Billboard Utilising Graffitists Against Unhealthy Promotions


Billboard Utilising Graffitists Against Unhealthy Promotions, or B.U.G.A.U.P. is an Australian subvertising artistic movement. It practices billboard hijacking using détournement or modification with graffiti of such billboard advertising that promotes something that is deemed unhealthy.

History

The movement started in inner-city Sydney in October 1979, later spreading to Melbourne, Hobart, Adelaide and Perth. It has been active ever since, although its peak of activity was in the late 1970s and early-mid 1980s. Many of the members came from professional and university-educated backgrounds. A founding member was Bill Snow, who first started to alter tobacco billboards with graffiti, and continues to be active in anti- smoking and littering campaigns. Together, Bill Snow, Ric Bolzan and Geoff Coleman coined the acronym BUGAUP and began adding it to the altered billboards, to link the graffiti to a movement rather than the random activity of individuals.
The movement aimed mainly at cigarette and alcohol advertising, often blanking out letters and adding others to promote their view that the product is unhealthy. Cola and soft drink ads were also targeted.
The movement did not formalize itself as a group with memberships or meetings. Graffitists "joined" by signing the BUGAUP name to their work. BUGAUP graffiti spread rapidly across Australia and then overseas.
Former New South Wales politician Arthur Chesterfield-Evans was a member of BUGAUP before entering politics.]
Other well-known BUGAUP members were the late Lord Bloody Wog Rolo, Peter Vogel and Fred Cole.

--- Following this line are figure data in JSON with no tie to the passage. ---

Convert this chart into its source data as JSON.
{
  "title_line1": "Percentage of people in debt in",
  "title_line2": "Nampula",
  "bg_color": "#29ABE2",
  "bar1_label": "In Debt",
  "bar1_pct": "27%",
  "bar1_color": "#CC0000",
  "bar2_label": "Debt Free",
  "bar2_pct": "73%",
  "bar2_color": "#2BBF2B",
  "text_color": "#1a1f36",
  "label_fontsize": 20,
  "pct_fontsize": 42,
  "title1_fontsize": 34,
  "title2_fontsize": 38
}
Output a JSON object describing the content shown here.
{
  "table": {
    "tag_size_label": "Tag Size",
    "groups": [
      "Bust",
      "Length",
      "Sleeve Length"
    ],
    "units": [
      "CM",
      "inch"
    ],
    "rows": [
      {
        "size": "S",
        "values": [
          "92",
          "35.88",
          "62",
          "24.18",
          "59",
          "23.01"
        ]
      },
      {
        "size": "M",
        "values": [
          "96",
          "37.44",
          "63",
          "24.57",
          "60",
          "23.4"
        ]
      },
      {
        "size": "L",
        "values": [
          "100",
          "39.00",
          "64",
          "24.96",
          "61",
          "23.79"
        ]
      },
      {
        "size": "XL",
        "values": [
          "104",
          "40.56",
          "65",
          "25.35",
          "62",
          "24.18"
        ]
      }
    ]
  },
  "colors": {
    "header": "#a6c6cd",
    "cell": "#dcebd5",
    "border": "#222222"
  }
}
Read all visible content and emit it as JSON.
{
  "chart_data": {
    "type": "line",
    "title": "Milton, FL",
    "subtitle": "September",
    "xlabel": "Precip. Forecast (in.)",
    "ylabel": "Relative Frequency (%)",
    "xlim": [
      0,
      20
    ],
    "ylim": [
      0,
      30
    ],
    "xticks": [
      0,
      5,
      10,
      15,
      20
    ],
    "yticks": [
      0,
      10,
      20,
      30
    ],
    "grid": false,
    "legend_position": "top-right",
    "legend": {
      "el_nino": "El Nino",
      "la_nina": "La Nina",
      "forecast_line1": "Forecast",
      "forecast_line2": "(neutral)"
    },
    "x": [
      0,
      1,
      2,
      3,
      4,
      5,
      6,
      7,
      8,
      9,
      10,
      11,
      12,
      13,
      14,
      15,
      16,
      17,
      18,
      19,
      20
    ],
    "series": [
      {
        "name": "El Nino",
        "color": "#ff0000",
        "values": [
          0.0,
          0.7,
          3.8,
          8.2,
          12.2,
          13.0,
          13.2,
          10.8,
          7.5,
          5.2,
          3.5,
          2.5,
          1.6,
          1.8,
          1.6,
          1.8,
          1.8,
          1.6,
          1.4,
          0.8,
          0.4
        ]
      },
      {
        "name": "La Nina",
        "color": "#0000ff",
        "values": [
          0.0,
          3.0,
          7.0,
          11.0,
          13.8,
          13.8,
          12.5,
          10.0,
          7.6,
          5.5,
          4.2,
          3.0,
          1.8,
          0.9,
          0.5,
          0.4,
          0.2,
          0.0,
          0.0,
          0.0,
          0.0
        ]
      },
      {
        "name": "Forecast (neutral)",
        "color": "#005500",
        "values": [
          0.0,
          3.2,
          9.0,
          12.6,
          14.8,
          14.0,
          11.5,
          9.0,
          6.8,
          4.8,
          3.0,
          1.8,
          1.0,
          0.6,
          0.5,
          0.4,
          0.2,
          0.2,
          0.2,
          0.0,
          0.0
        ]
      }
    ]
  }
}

Impact on tobacco advertising debate in Australia

The cancer council of Western Australia states that the BUGA-UP campaign of the mid 1980s "radicalised the advertising debate and made it suddenly more respectable for previously conservative medical associations and colleges to rattle the legislative cage".
Former Daily News reporter Joanne Fowler states that prior to the BUGA-UP campaigns of the 1980s
journalists were unwilling to publish articles critical of the tobacco industry because they were
seen to be mundane.
Almost all forms of tobacco advertising were made illegal in Australia in 1992.